В чисто военном смысле ничего катастрофического не произошло. Положение на Арабатской стрелке было без особого труда восстановлено. А тот батальон 276-й дивизии, который отрезали немцы под Сальковом, вопреки первым сведениям не погиб, а, потеряв пятьдесят человек убитыми и ранеными, прорвался через тылы немцев и присоединился к одной из дивизий воевавшей на материке 9-й армии. Но смысл событий и содержавшийся в них урок были гораздо серьезнее масштаба этих двух частных неудач. Видимо, именно это и обеспокоило Генеральный штаб. То, что приказ, который я цитировал, был все-таки издан и многие вещи названы в нем своими именами, было важно и полезно – у нас оставалось меньше недели до начала генерального немецкого наступления на Крым.

Ну а если бы подлинная картина не стала ясной? Если бы то донесение о бое за станцию Сальково, которое направил наверх командир 276-й дивизии, или те объяснения, которые выдвигал в свою защиту командир 873-го полка, были приняты за нечто достоверное? Что тогда? Как бы отразилась подобная неправда на наших дальнейших упорных оборонительных действиях в Крыму? Наверно, самым дурным образом. Должно быть, этим чувством и были вызваны мои тогдашние горькие строки о бедах, которые способны принести на войне люди, боящиеся начальства больше, чем противника…

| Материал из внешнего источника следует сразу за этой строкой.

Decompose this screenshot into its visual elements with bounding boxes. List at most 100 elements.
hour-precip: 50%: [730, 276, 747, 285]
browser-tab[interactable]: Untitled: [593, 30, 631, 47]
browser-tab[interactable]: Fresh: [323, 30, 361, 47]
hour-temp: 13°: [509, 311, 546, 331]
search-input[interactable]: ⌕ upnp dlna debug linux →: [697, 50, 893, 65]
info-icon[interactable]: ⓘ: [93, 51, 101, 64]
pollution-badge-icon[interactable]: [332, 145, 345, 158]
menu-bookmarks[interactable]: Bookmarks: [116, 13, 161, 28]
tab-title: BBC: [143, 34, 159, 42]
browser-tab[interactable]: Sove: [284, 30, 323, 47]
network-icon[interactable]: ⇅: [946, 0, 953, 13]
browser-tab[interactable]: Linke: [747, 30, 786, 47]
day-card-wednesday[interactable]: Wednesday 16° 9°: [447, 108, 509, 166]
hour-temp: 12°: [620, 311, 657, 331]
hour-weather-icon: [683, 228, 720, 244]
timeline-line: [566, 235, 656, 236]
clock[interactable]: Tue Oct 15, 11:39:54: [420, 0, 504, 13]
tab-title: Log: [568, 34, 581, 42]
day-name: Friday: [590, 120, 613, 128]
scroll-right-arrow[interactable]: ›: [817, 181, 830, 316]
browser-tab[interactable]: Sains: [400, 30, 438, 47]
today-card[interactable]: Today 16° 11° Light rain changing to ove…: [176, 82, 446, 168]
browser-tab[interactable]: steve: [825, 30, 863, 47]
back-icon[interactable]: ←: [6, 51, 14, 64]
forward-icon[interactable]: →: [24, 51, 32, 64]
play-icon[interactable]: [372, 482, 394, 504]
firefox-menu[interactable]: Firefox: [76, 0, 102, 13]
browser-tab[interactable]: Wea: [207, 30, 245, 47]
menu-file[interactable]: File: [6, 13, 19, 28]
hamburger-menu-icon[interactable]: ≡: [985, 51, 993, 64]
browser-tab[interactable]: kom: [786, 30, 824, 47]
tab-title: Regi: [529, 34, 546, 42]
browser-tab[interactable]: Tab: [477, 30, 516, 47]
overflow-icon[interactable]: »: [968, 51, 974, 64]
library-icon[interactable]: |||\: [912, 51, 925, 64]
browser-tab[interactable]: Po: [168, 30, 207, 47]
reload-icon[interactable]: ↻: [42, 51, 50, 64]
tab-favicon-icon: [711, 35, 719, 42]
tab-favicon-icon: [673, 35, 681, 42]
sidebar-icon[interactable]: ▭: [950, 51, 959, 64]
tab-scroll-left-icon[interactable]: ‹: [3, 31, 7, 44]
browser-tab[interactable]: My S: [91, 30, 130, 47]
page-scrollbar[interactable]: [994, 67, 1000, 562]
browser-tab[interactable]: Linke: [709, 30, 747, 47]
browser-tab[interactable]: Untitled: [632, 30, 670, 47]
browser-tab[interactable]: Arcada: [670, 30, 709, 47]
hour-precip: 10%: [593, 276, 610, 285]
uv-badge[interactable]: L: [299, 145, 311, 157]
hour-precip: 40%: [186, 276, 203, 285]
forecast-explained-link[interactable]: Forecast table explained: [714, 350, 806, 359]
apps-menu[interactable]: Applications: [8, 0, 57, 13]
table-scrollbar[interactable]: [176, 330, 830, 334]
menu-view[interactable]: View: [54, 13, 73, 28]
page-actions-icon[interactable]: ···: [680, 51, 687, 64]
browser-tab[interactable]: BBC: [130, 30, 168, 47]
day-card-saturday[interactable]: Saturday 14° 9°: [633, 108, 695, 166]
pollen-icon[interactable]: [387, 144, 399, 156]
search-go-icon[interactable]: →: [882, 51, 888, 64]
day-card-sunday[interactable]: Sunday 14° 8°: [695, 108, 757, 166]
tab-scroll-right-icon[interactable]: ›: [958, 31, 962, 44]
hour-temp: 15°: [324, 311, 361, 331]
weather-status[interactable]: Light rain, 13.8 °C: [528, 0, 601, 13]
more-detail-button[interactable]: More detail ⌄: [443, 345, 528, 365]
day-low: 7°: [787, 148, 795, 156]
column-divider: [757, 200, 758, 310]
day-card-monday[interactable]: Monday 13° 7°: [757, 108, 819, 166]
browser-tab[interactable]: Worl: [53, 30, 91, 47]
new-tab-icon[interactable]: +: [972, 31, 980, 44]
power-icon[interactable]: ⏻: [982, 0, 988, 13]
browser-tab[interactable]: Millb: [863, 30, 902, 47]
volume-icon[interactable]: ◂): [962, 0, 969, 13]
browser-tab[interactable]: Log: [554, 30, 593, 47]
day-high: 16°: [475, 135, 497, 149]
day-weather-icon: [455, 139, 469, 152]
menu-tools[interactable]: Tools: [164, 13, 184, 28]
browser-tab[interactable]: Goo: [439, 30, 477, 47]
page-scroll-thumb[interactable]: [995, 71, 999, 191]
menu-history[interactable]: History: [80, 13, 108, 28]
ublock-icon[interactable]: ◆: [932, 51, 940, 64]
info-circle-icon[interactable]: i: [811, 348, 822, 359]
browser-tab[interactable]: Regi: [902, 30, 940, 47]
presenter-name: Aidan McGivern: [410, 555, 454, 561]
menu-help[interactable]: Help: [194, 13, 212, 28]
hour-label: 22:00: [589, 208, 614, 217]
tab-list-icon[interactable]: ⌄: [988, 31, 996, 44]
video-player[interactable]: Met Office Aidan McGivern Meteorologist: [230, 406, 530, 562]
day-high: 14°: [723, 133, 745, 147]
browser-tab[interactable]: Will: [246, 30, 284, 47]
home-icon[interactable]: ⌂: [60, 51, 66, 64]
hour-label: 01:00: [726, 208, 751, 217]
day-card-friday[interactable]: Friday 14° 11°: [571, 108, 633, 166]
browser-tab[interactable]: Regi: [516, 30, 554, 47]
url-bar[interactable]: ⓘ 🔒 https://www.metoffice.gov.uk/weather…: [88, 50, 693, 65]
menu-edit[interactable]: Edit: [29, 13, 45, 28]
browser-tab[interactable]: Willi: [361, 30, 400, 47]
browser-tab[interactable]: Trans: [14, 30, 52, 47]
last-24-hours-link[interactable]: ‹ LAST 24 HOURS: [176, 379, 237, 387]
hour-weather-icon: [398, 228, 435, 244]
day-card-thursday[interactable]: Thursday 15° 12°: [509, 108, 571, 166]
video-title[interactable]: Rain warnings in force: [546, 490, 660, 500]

Хочу дополнить сказанное о событиях под Сальковом и на Арабатской стрелке еще одним свидетельством, взятым из книги воспоминаний бывшего заместителя командующего 51-й отдельной Крымской армией генерала армии П.И. Батова. Вот что он пишет по этому поводу:

«Оборону держала здесь, как я уже говорил, 276-я стрелковая дивизия, сформированная в Чернигове уже после начала войны; больше половины бойцов в ней в возрасте за тридцать лет, не обученных ведению боя. Как-то генерал И.С. Савинов откровенно признался мне, что он просто порой теряется из-за того, что люди еще не умеют по-настоящему с винтовкой обращаться, а большинство командиров – из запаса, без опыта командования. Помочь ему кадрами было невозможно: в это время в офицерах до крайности нуждалась осажденная Одесса и управление 51-й отдельной армии, отрывая от себя, посылало их туда. Самого комдива я знал как квалифицированного штабного работника. Позже, в ноябре и декабре сорок первого года, на Тамани, когда я принял в командование 51-ю армию, генерал Савинов служил у нас заместителем начальника армейского штаба, а после гибели генерала Шишенина возглавил штаб, прекрасно работал при подготовке десантной операции. Это был очень опытный штабной работник, но командовать дивизией ему, видимо, было тяжело. По характеру мягкий, обходительный, привыкший более доверять, нежели проверять, он представлял полную противоположность Черняеву и Первушину. И потом одна черта, опасная в боевой обстановке: командир 276-й дивизии больше всего боялся начальства. Окрик лишал его способности работать».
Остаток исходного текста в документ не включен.